Hier ging es allerdings streng genommen gar nicht um eine Ausschlussfrist, denn die Pflicht zur Mitteilung des offensichtlichen Mangels stand im vorliegenden Fall einfach als vertragliche Nebenpflicht im Raume, wobei die Verletzung dieser Pflicht nicht per se zum Ausschluss von Gewährleistungsrechten führte. Auch wenn die Klausel bei Nichteinhalten der Anzeigepflicht den Ausschluss der Gewährleistungsrechte vorsähe, ging es in der Sache auch nicht um eine Anzeigepflicht bei nicht offensichtlichen Mängeln, sondern gerade um das Gegenteil, nämlich eine Anzeigepflicht bei offensichtlichen Mängeln.

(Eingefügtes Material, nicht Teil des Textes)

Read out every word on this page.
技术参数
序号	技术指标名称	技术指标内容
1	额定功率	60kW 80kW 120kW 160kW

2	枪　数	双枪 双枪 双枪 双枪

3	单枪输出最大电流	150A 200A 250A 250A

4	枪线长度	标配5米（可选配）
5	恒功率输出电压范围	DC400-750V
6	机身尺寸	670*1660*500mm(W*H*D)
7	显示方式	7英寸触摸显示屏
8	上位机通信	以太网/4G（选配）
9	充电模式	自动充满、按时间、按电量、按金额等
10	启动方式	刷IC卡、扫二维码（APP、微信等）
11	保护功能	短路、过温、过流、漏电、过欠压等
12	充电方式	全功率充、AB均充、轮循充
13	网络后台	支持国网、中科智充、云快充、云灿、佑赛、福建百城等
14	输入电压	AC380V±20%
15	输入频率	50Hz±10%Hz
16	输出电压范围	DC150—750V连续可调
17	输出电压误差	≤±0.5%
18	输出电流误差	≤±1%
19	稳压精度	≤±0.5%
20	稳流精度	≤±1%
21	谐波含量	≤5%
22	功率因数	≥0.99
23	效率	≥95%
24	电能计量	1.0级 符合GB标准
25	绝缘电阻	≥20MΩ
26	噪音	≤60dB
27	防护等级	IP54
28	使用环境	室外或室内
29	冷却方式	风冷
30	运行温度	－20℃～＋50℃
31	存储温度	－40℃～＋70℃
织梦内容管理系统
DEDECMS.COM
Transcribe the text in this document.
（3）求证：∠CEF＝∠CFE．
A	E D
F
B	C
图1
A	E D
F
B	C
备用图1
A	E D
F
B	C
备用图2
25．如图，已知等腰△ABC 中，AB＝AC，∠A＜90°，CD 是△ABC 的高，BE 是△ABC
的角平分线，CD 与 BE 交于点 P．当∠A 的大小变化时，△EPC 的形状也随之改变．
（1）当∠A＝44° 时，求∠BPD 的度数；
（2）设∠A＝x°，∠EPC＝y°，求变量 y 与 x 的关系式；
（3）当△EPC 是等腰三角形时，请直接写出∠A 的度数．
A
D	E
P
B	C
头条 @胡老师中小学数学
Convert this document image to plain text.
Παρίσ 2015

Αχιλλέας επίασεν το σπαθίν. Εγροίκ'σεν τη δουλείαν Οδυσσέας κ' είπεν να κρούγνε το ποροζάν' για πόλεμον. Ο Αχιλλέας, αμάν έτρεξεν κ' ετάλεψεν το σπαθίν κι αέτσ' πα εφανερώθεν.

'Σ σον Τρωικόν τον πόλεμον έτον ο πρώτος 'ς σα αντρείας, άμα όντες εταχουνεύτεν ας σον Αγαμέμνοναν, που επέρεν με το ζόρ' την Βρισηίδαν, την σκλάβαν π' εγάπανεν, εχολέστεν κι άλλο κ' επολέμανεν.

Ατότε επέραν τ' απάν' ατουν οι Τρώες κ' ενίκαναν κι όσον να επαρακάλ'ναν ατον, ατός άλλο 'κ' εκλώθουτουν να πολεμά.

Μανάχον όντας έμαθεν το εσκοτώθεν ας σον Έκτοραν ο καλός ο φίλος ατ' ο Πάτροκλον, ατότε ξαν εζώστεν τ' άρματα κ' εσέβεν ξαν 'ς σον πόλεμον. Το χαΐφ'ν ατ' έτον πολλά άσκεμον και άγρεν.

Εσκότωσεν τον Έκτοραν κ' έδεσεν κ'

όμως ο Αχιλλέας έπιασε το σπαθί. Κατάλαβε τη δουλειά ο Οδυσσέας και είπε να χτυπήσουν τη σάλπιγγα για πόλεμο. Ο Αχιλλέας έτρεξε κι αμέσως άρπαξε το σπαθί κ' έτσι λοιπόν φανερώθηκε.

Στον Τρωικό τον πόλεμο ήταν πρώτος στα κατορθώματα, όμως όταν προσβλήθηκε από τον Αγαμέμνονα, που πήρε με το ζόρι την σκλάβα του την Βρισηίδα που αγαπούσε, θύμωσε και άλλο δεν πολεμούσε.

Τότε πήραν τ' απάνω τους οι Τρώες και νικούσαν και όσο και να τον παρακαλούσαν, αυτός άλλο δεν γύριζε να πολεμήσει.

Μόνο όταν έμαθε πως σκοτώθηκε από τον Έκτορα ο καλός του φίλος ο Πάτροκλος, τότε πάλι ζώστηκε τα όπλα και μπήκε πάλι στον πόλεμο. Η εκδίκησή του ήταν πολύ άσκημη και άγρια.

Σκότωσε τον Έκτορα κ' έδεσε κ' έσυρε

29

Unangemessene Benachteiligung i.S.d. § 307 BGB
Angesichts der Tatsache, dass § 309 Nr. 8 b) ee) BGB bereits die Nichtigkeit bei Vorliegen einer Ausschlussfrist bei nicht offensichtlichen Mängeln vorsieht, könnte man im Umkehrschluss bei der nachfolgenden Prüfung von § 307 BGB anbringen, dass eine Klausel, die lediglich eine Prüfpflicht bei offensichtlichen Mängeln vorsieht, gerade keine unangemessene Beteiligung entgegen dem Grundsatz von Treu und Glauben darstellt. Dies sah das OLG Hamm auch so, so dass im Rahmen der allgemeinen Klauselkontrolle zu folgern sei, dass solche Ausschlussfristen bezogen auf offensichtliche Mängel im Allgemeinen nicht zu beanstanden seien.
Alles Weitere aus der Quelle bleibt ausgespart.